Caught out by debit card refund time limit


Debit card

Customers trying to get a refund on goods bought with a debit card - using chargeback - could be in for a nasty surprise. The chargeback scheme is a little-known loophole, that means that if you paid for something by debit card and you didn't get what you paid for, you can apply to the bank to have the transaction reversed. It gives debit card-holders somewhere else to turn if the company in question refuses a refund or goes out of business.

However, customers are discovering it is nowhere near as flexible as the rules protecting credit card users.


The BBC Moneybox programme said the problem was highlighted by customers of Go Ballooning - a hot-air-ballooning company that went out of business earlier this month. A number of customers had bought flight vouchers years earlier, but when applying for a refund under the chargeback scheme, they were told that they had exceeded a time limit for a chargeback - of 540 days from when the transaction was made.

There is also another limit - that the chargeback must be requested within 120 days of learning that the services or goods will not be delivered - and you have to be within both limits.
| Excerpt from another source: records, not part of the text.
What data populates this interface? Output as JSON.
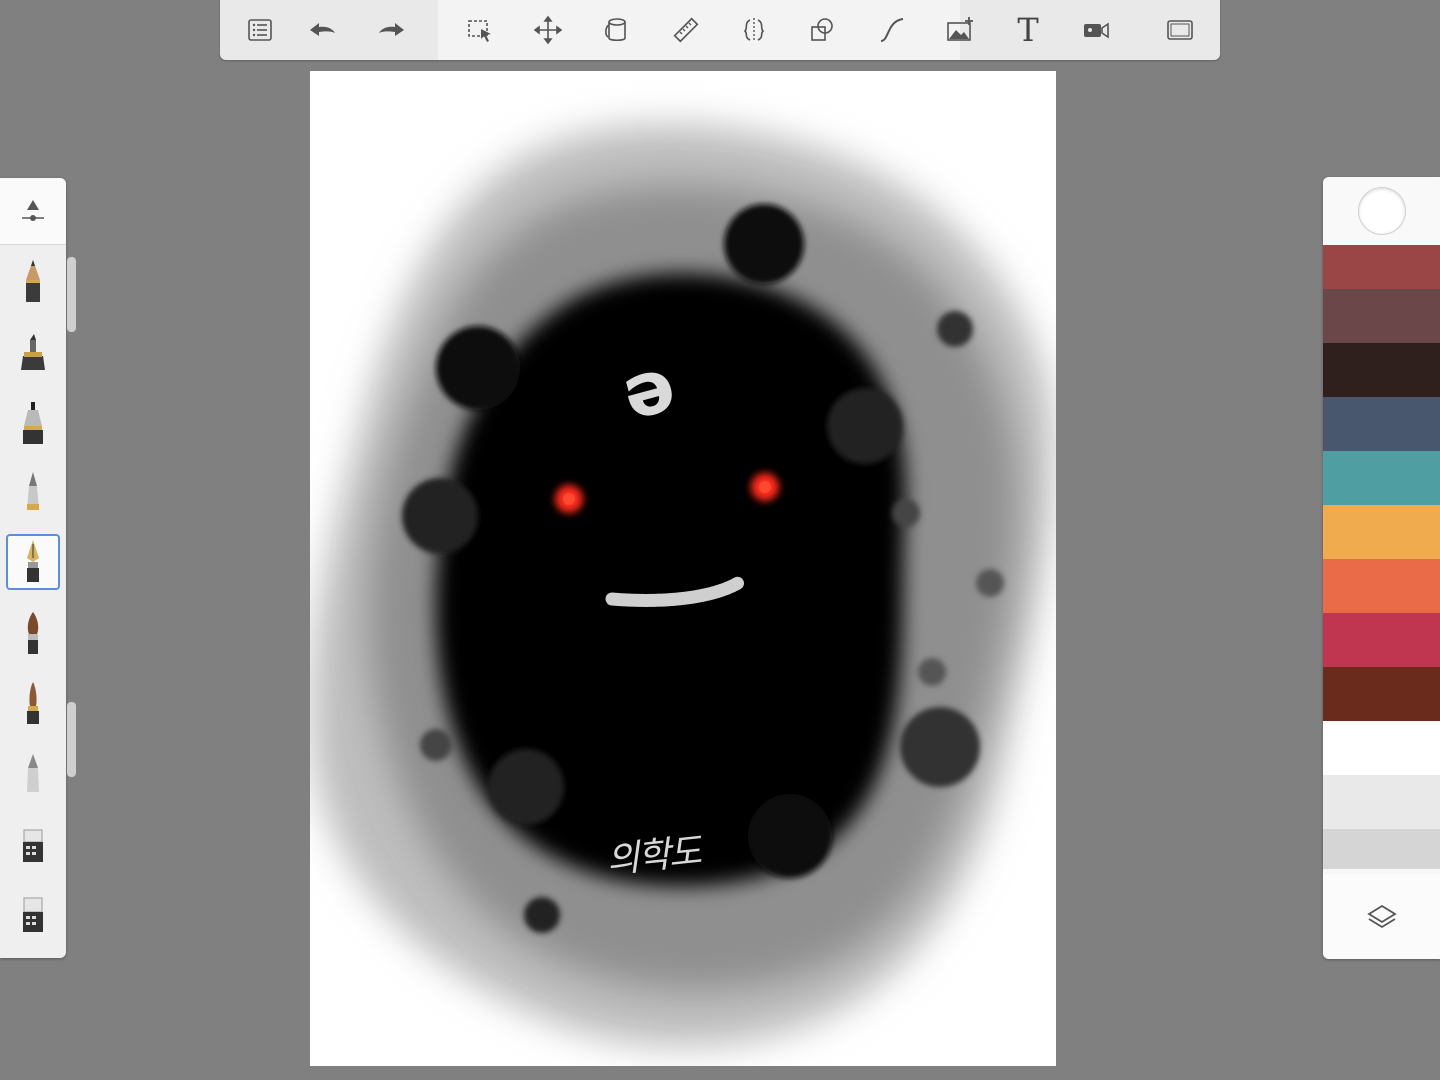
{
  "toolbar": {
    "text_tool_glyph": "T",
    "items": [
      {
        "name": "list-icon"
      },
      {
        "name": "undo-icon"
      },
      {
        "name": "redo-icon"
      },
      {
        "name": "selection-icon"
      },
      {
        "name": "transform-icon"
      },
      {
        "name": "paint-bucket-icon"
      },
      {
        "name": "ruler-icon"
      },
      {
        "name": "symmetry-icon"
      },
      {
        "name": "shapes-icon"
      },
      {
        "name": "curve-icon"
      },
      {
        "name": "image-add-icon"
      },
      {
        "name": "text-icon"
      },
      {
        "name": "record-video-icon"
      },
      {
        "name": "fullscreen-icon"
      }
    ]
  },
  "canvas": {
    "signature": "의학도",
    "symbol": "ə"
  },
  "brushes": [
    {
      "name": "pencil-brush",
      "selected": false
    },
    {
      "name": "marker-brush",
      "selected": false
    },
    {
      "name": "ink-pen-brush",
      "selected": false
    },
    {
      "name": "ballpoint-brush",
      "selected": false
    },
    {
      "name": "fountain-pen-brush",
      "selected": true
    },
    {
      "name": "paint-brush",
      "selected": false
    },
    {
      "name": "fine-brush",
      "selected": false
    },
    {
      "name": "airbrush-brush",
      "selected": false
    },
    {
      "name": "soft-eraser-brush",
      "selected": false
    },
    {
      "name": "hard-eraser-brush",
      "selected": false
    }
  ],
  "colors": {
    "current": "#ffffff",
    "swatches": [
      "#9b4646",
      "#6b474a",
      "#2f201e",
      "#48566e",
      "#4f9ea2",
      "#f0ab4f",
      "#ea6b48",
      "#c0354f",
      "#6a2b1d",
      "#ffffff",
      "#e9e9e9",
      "#d5d5d5"
    ]
  }
}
The problem with ballooning vouchers is that trips rely so heavily on the weather, so it's perfectly possible to book a trip and have it cancelled - and it only takes for this to happen a handful of times before you suddenly discover the best part of two years has elapsed.

Those who paid for the voucher with a credit card are still covered by Section 75 of the Consumer Credit Act, which means that the credit card company will still refund the cost of the voucher. But those who paid with debit card more than 540 days ago are out of luck.

There's no come-back either, because while they can appeal to the Ombudsman, the fact that the deadline has passed means the Ombudsman will reject your claim too. You can't take the company to court either, because chargeback is not a legal right, but it is voluntarily included in the rules of most debit cards.

What it means for you

This may seem like an unusual set of conditions, but it's far more commonplace than you might imagine. It applies to any service where you pay for something in advance by loading a balance into an account. The transaction is when you pre-load the money onto the account. If the business goes bust a couple of years down the line (before you have spent all the money you have on account), the initial card transaction will not be protected.

It's also worth understanding that if you use a debit card to load money into Paypal and use that to make a purchase, it's highly unlikely that you will be able to use chargeback if there is a problem with anything you buy - because your initial payment is considered to be with Paypal rather than the business you are buying from.